Strategic decisions for the EU's main public bank must be made democratically. Increasing lending capacity should fund beneficial projects, not support geopolitical competition, private profits, and the military industry, which contradict the EIB's public mandate and the EU's objectives.
Research by Pax and Profundo shows the EIB financed companies delivering weapons to Israel, violating international law. This includes EUR 1.23 billion in loans to Leonardo and Rolls-Royce and financing BNP Paribas, which heavily invests in military equipment for Israel. The EIB's actions risk complicity in war crimes committed in Gaza. Instead of aligning its lending policy with international law, the EIB's Strategic Roadmap 2024-2027 expands military lending and alters the dual-use requirement definition, allowing projects to primarily generate revenue from military use.

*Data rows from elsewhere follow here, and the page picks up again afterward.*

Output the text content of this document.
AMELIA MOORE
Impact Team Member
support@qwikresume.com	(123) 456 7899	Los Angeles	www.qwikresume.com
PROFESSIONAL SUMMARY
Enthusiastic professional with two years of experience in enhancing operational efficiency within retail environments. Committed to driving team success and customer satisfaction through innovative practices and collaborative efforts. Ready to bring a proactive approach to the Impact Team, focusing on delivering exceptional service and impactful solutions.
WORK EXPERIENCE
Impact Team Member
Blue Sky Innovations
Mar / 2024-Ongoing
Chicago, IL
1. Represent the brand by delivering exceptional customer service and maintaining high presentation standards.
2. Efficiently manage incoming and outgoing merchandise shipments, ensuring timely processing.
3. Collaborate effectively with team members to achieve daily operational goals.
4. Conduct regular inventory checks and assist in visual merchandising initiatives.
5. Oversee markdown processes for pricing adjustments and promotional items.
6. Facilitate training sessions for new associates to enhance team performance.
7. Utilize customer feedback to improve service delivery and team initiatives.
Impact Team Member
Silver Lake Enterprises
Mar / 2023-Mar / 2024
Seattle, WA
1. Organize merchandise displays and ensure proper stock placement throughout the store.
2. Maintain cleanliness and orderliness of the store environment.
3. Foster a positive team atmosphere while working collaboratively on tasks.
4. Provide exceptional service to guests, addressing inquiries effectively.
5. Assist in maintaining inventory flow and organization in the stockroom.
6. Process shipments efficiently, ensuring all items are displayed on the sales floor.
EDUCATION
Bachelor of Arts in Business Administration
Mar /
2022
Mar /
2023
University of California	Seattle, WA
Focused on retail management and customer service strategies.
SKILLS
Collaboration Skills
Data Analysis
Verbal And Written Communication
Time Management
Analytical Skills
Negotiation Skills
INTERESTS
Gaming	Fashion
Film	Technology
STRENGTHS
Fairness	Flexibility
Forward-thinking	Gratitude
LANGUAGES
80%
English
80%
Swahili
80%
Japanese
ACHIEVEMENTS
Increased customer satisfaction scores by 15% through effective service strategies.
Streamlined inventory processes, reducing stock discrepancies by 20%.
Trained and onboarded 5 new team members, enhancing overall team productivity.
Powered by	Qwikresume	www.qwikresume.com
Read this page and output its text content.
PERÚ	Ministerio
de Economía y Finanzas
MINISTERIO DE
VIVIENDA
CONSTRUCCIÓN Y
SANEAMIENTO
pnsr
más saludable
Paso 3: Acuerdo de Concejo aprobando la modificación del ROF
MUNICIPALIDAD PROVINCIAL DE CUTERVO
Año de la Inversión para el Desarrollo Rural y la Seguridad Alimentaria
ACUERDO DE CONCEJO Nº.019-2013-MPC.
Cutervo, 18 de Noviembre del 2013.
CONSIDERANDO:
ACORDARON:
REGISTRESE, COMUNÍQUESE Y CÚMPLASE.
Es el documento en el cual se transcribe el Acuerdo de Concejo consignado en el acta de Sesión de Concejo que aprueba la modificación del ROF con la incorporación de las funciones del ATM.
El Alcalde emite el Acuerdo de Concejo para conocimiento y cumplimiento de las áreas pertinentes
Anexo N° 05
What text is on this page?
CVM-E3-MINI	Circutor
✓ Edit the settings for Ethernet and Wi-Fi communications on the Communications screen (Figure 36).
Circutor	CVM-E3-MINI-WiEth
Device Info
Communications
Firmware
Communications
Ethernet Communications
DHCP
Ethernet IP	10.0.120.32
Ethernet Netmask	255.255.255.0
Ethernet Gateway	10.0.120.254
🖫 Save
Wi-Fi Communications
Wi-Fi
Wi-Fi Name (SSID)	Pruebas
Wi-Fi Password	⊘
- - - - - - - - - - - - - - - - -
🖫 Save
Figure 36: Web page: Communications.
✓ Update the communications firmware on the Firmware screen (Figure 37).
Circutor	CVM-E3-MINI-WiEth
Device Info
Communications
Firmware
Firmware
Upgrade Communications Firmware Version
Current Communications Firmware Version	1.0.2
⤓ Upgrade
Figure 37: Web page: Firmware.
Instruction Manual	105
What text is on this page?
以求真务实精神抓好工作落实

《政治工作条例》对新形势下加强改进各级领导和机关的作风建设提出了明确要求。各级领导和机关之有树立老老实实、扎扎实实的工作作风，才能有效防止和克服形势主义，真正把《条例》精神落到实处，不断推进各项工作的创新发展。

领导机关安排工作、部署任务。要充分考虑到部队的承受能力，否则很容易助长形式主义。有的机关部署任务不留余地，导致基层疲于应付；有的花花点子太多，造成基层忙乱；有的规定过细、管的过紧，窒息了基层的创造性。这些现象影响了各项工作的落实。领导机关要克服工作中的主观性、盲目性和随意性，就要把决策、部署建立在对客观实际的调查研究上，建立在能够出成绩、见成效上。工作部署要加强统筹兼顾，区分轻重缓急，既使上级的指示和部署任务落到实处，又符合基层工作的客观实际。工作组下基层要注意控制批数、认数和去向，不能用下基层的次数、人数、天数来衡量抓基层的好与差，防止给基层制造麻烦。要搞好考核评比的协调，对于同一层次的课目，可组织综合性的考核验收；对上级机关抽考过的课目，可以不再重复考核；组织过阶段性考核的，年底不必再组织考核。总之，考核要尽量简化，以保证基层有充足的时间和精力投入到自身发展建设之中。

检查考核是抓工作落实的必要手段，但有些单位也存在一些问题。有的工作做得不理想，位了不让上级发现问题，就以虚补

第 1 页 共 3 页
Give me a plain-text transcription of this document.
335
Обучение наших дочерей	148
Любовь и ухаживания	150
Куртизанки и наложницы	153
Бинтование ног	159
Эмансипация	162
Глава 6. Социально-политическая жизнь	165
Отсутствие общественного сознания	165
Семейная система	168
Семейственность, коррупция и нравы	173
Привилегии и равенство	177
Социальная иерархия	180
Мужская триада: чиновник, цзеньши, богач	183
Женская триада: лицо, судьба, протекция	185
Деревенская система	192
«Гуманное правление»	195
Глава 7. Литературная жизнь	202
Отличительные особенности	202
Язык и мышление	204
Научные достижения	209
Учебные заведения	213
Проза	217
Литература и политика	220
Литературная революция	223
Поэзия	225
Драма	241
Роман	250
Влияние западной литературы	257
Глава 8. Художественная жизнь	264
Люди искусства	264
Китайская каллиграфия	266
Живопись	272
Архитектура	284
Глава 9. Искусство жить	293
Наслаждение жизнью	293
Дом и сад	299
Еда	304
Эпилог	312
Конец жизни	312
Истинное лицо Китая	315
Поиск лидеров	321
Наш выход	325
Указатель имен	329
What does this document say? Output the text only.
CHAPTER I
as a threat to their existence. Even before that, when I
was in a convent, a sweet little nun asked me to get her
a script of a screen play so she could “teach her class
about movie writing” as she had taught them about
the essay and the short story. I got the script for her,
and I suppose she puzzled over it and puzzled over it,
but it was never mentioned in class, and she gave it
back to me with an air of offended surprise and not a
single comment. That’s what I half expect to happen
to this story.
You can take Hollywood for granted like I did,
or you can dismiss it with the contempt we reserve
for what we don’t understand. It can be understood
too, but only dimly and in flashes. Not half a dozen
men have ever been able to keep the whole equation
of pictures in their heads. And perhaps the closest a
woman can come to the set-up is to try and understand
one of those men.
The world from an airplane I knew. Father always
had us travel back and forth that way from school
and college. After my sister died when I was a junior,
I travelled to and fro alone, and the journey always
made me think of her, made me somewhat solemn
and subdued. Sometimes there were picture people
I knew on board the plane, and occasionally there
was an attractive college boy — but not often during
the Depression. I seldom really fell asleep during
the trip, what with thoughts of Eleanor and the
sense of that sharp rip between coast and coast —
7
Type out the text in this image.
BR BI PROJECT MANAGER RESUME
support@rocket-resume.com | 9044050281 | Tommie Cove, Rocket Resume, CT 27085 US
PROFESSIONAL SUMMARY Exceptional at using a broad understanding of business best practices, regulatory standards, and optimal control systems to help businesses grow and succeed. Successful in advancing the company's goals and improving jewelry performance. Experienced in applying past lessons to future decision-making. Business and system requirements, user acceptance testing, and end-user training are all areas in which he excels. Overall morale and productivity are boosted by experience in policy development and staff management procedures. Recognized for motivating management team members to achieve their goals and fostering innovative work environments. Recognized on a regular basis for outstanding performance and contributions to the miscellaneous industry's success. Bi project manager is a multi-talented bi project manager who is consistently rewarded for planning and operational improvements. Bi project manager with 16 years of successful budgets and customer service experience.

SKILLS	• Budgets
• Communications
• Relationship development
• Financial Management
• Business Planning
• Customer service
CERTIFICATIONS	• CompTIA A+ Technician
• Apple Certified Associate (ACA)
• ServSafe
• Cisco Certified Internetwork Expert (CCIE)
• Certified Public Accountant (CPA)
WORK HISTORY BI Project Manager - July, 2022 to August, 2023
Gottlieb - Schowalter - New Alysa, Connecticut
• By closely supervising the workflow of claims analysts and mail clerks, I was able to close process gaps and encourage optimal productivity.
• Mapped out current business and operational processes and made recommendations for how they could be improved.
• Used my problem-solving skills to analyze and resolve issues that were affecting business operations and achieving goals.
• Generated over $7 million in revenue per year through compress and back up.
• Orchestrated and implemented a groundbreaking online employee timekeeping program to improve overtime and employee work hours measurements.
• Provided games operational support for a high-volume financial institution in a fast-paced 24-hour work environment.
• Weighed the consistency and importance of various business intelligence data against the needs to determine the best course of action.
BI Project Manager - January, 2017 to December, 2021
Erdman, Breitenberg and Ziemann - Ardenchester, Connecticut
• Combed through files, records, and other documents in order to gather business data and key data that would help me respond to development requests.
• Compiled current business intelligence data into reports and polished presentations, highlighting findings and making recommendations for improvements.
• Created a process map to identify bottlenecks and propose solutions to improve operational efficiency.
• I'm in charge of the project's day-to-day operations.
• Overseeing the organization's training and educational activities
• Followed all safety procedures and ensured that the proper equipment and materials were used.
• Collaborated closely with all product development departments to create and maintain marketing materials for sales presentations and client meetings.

To address these issues, Counter Balance and other 21 CSOs urge the EIB to review its financing portfolio, stop loans to companies selling military equipment to Israel, and reassess its lending practices to ensure they align with international law. Additionally, the EIB should reverse its defence industry lending expansion and focus on projects that are environmentally and socially beneficial, addressing public needs and development objectives.
The EIB must align with international law and its public mandate to promote a fair, equitable, sustainable, and peaceful future. We stress the urgent need for the EIB to reflect its public mandate at the core of its operations and steer our economies towards a fairer and more sustainable path.